ATUDN Regional Meeting: UNECA, African Union and ILO acknowledge the need to ensure effective trade union engagement in development processes

The African Trade Union Development Network (ATUDN) met online on 16-17 February to update its strategy and plan its participation in the upcoming African Regional Sustainable Development Forum. The meeting also provided an excellent platform for the ILO, UNECA and the African Union to share views and exchange best practices both between themselves and with trade unionists.

The first day was dedicated to exchanging positive experiences of improved trade union participation in development processes in 2022 and to strategise next steps for 2023 ahead of key processes such as the UNECA African Regional Sustainable Development Forum (28 Feb-2 Mar.), the High-Level Political Forum on Sustainable Development (10-19 July) and the SDG Summit scheduled for September 2023.

The director of ILO ACTRAV, Maria Helena André, who participated in the meeting, praised unions for the progress achieved over the years and for their enhanced engagement in complex political processes with both governments and the UN.
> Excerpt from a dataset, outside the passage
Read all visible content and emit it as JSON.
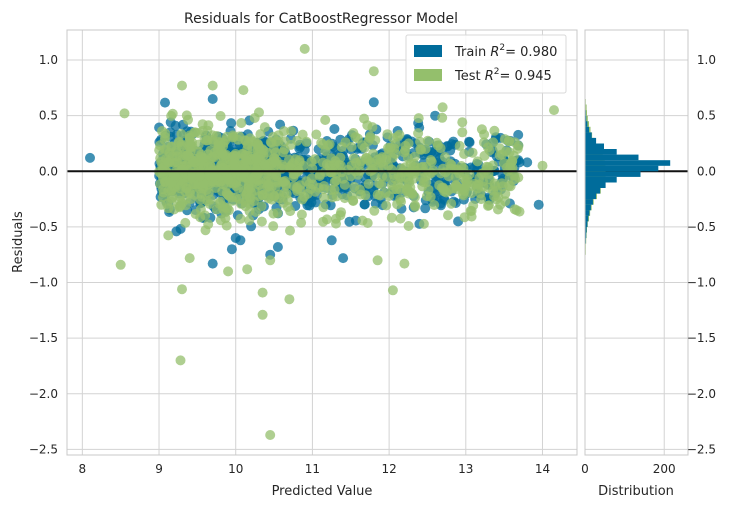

“It is those unions that are proactive and invest in their own capacity development that are registering the best results,” said Ms. André. Active engagement was the red thread that dominated the session when representatives from Senegal, Somalia and Botswana shared their advocacy wins of 2022

In her concluding remarks, the director of the Equality Department at the ITUC, Paola Simonetti, underlined the importance of the next three years as a key period during which the “post-2030” will start to be shaped. She encouraged all attendees to “engage, engage and engage. Because it works!”

On day two, a high-level panel composed of the acting director of the Gender, Poverty and Social Division at UNECA, Sweta Saxena, the programme coordinator of the Labour, Employment and Migration Division at the African Union, Odette Sarr Bolly, and ILO Assistant Director-General and Regional Director for Africa Cynthia Samuel-Olonjuwon discussed the role of decent work, just transition and trade unions in accelerating the full implementation of the 2030 Agenda and Agenda 2063 in Africa.

All speakers agreed on the importance of acknowledging that social justice is as important as economic growth and environmental protection to achieve the 2030 Agenda and Agenda 2063. According to Ms Samuel-Olonjuwon, Africa is sitting on two major time bombs: the “criminal” number of informal workers across the continent, which amount to 90 per cent of all employments in Africa, and the urgent need to deliver on social protection in a continent where only 17.4 per cent of the population, that is one in 10, has access to the most basic social protection coverage.

Speakers stressed that until the issue of decent work is addressed, the potential role of the African Continental Free Trade Agreement (AfCFTA) as a key driver of development across the continent cannot be fulfilled.

Speakers also agreed on the importance of building trade unions’ capacity and creating space for effective engagement to ensure their meaningful participation in development discussions and processes with relevant institutions.

In the plenary discussion, trade union representatives agreed with the points discussed and shared experiences and best practices. The importance of closer cooperation between the ILO, UNECA and the African Union was also point of consensus, as was the need to take advantage of key opportunities, such as the UN Global Accelerator on Jobs and Social Protection for Just Transition, that will start to be implemented this year.